Wo Schüler alles über saubere Energie lernen können:

Stadtwerke fördern Unterrichtsprojekt der Deutschen Umwelt Aktion in Herborner Grundschulen

Insgesamt 14 Klassen aus den Herborner Grundschulen haben sich in diesem Jahr zum Umweltunterricht der Deutschen Umwelt Aktion (DUA) angemeldet. Thema sind erneuerbare Energien und die Auswirkungen von Kohlendioxid auf das Klima. Gefördert wird die Unterrichtsaktion, die von Februar bis April 2012 läuft, von der Stadtwerken in Herborn.

(BvT) "In diesem Jahr war das Interesse der Schulen nochmals spürbar stärker als vor zwei Jahren, als wir diese Aktion erstmals in Zusammenarbeit mit der deutschen Umweltaktion angeboten haben. Das freut uns natürlich sehr", kommentiert Jürgen Bepperling, Geschäftsführer der Stadtwerke Herborn, den Erfolg der diesjährigen Unterrichtsaktion. "Gerade als umwelt- und klimabewusster Energieversorger sehen wir uns in der Pflicht, Projekte für qualifizierten Umweltunterricht zu fördern. Daher freuen wir uns, die umweltpädagogische Arbeit der Deutschen Umweltaktion hier in Herborn und Umgebung unterstützen zu können", fährt Bepperling fort. Passend zum aus Wasserkraft klimaneutral erzeugten Strom der Stadtwerke kamen die Themen des diesjährigen Unterrichtsprojekts auch aus dem Bereich Erneuerbarer Energien.

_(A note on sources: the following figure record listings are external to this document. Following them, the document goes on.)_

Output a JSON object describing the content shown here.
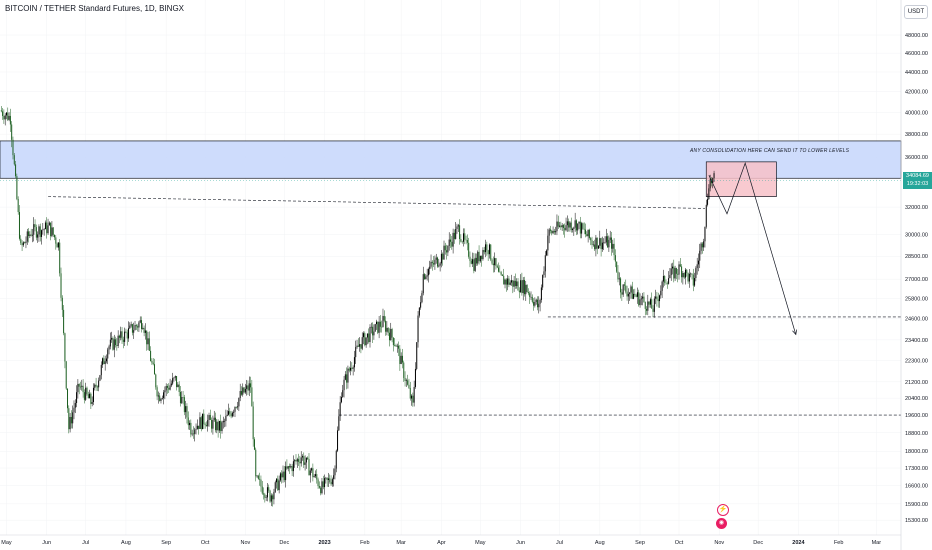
{
  "header": {
    "title": "BITCOIN / TETHER Standard Futures, 1D, BINGX",
    "currency_button": "USDT"
  },
  "price_tag": {
    "price": "34084.69",
    "countdown": "19:32:03",
    "color": "#26a69a"
  },
  "annotation": {
    "text": "ANY CONSOLIDATION HERE CAN SEND IT TO LOWER LEVELS"
  },
  "icons": {
    "flash": "flash-icon",
    "earnings": "earnings-icon"
  },
  "colors": {
    "candle_up": "#000000",
    "candle_down": "#1b5e20",
    "resistance_zone": "#c6d6fb",
    "consolidation_zone": "#f7c1c8"
  },
  "chart_data": {
    "type": "candlestick",
    "x_axis": {
      "labels": [
        "May",
        "Jun",
        "Jul",
        "Aug",
        "Sep",
        "Oct",
        "Nov",
        "Dec",
        "2023",
        "Feb",
        "Mar",
        "Apr",
        "May",
        "Jun",
        "Jul",
        "Aug",
        "Sep",
        "Oct",
        "Nov",
        "Dec",
        "2024",
        "Feb",
        "Mar"
      ],
      "range": [
        "2022-04-26",
        "2024-03-20"
      ]
    },
    "y_axis": {
      "ticks": [
        "48000.00",
        "46000.00",
        "44000.00",
        "42000.00",
        "40000.00",
        "38000.00",
        "36000.00",
        "32000.00",
        "30000.00",
        "28500.00",
        "27000.00",
        "25800.00",
        "24600.00",
        "23400.00",
        "22300.00",
        "21200.00",
        "20400.00",
        "19600.00",
        "18800.00",
        "18000.00",
        "17300.00",
        "16600.00",
        "15900.00",
        "15300.00"
      ],
      "scale": "log",
      "range": [
        14950,
        49500
      ]
    },
    "path": [
      [
        "2022-04-26",
        40200
      ],
      [
        "2022-05-04",
        39500
      ],
      [
        "2022-05-12",
        29000
      ],
      [
        "2022-05-20",
        30200
      ],
      [
        "2022-06-03",
        30500
      ],
      [
        "2022-06-10",
        29300
      ],
      [
        "2022-06-18",
        19000
      ],
      [
        "2022-06-26",
        21000
      ],
      [
        "2022-07-05",
        20200
      ],
      [
        "2022-07-18",
        23000
      ],
      [
        "2022-07-30",
        23600
      ],
      [
        "2022-08-14",
        24500
      ],
      [
        "2022-08-26",
        20500
      ],
      [
        "2022-09-08",
        21300
      ],
      [
        "2022-09-20",
        19000
      ],
      [
        "2022-10-01",
        19400
      ],
      [
        "2022-10-13",
        19000
      ],
      [
        "2022-10-28",
        20500
      ],
      [
        "2022-11-05",
        21000
      ],
      [
        "2022-11-09",
        16800
      ],
      [
        "2022-11-20",
        16200
      ],
      [
        "2022-11-30",
        17000
      ],
      [
        "2022-12-14",
        17800
      ],
      [
        "2022-12-30",
        16500
      ],
      [
        "2023-01-08",
        17000
      ],
      [
        "2023-01-14",
        20800
      ],
      [
        "2023-01-28",
        23200
      ],
      [
        "2023-02-15",
        24400
      ],
      [
        "2023-02-25",
        23200
      ],
      [
        "2023-03-10",
        20000
      ],
      [
        "2023-03-14",
        24500
      ],
      [
        "2023-03-18",
        27300
      ],
      [
        "2023-04-01",
        28500
      ],
      [
        "2023-04-14",
        30400
      ],
      [
        "2023-04-26",
        28000
      ],
      [
        "2023-05-06",
        29300
      ],
      [
        "2023-05-16",
        27000
      ],
      [
        "2023-06-05",
        26500
      ],
      [
        "2023-06-15",
        25200
      ],
      [
        "2023-06-22",
        30000
      ],
      [
        "2023-07-04",
        30700
      ],
      [
        "2023-07-14",
        30800
      ],
      [
        "2023-07-26",
        29500
      ],
      [
        "2023-08-10",
        29400
      ],
      [
        "2023-08-17",
        26500
      ],
      [
        "2023-08-28",
        26000
      ],
      [
        "2023-09-11",
        25200
      ],
      [
        "2023-09-20",
        27000
      ],
      [
        "2023-10-02",
        27700
      ],
      [
        "2023-10-12",
        26800
      ],
      [
        "2023-10-20",
        30000
      ],
      [
        "2023-10-24",
        34000
      ],
      [
        "2023-10-28",
        34084
      ]
    ],
    "annotations": [
      {
        "type": "zone",
        "label": "resistance",
        "y": [
          34250,
          37400
        ],
        "x": [
          "2022-04-26",
          "2024-03-20"
        ]
      },
      {
        "type": "zone",
        "label": "consolidation",
        "y": [
          32800,
          35600
        ],
        "x": [
          "2023-10-22",
          "2023-12-15"
        ]
      },
      {
        "type": "dashed_line",
        "from": [
          "2022-06-02",
          32800
        ],
        "to": [
          "2023-10-21",
          31900
        ]
      },
      {
        "type": "dashed_line",
        "from": [
          "2023-06-22",
          24700
        ],
        "to": [
          "2024-03-20",
          24700
        ]
      },
      {
        "type": "dashed_line",
        "from": [
          "2023-01-12",
          19600
        ],
        "to": [
          "2024-03-20",
          19600
        ]
      },
      {
        "type": "arrow_path",
        "points": [
          [
            "2023-10-24",
            34500
          ],
          [
            "2023-11-07",
            31500
          ],
          [
            "2023-11-21",
            35500
          ],
          [
            "2023-12-30",
            23700
          ]
        ]
      }
    ]
  }
}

Kindgerecht und spannend aufbereitet

Kindgerecht und spannend aufbereitet konnte Christine Székely, umweltpädagogische Referentin der DUA, schnell das Interesse der Kinder wecken. Zum Thema "Stromerzeugung" wurden den Kindern verschiedene Kraftwerkstypen vorgestellt: An einer Dampfmaschine als Kohlekraftwerk, einem Windrad für die Stromerzeugung durch Windkraft, dem Modell eines Wasserkraftwerkes und einem solargetriebenen Modellauto für die Sonnenenergie konnten die Schülerinnen und Schüler hautnah erleben, auf welche unterschiedlichen Arten sich Elektrizität erzeugen lässt und welche Vorteile regenerative Energiequellen wie Sonne, Wind- und Wasserkraft gegenüber Kohle, Öl oder Erdgas haben. Auch die Auswirkungen des Treibhausgases Kohlendioxid auf das Klima wurden besprochen. Mit diesem Wissen konnten die Kinder dann selbst erarbeiten, wie sie in der Schule und ihren Familien bewusst mit Energie umgehen können, um den eigenen Stromverbrauch zu senken: Elektrische Geräte ganz ausschalten und nicht im Standby-Modus laufen lassen, Lampen beim Verlassen eines Zimmers ausschalten oder beim Lüften die Heizung ausdrehen, waren dabei nur einige der Strategien, auf die die Kleinen gekommen waren. "Die Kinder haben viel Freude an diesem sehr handlungsorientierten und anschaulichen Unterricht in den zwei Schulstunden gehabt und werden sicher viel Wissen mit nach Hause nehmen", resümiert auch die Klassenlehrerin der vierten Klasse der Comenius-Schule, Katja Hemann, das Projekt. Die 10-jährige Yana fasst es zusammen: "Ich fand es spannend, dass ich jetzt verstanden habe, wie man Strom herstellen kann, ohne die Luft zu verschmutzen."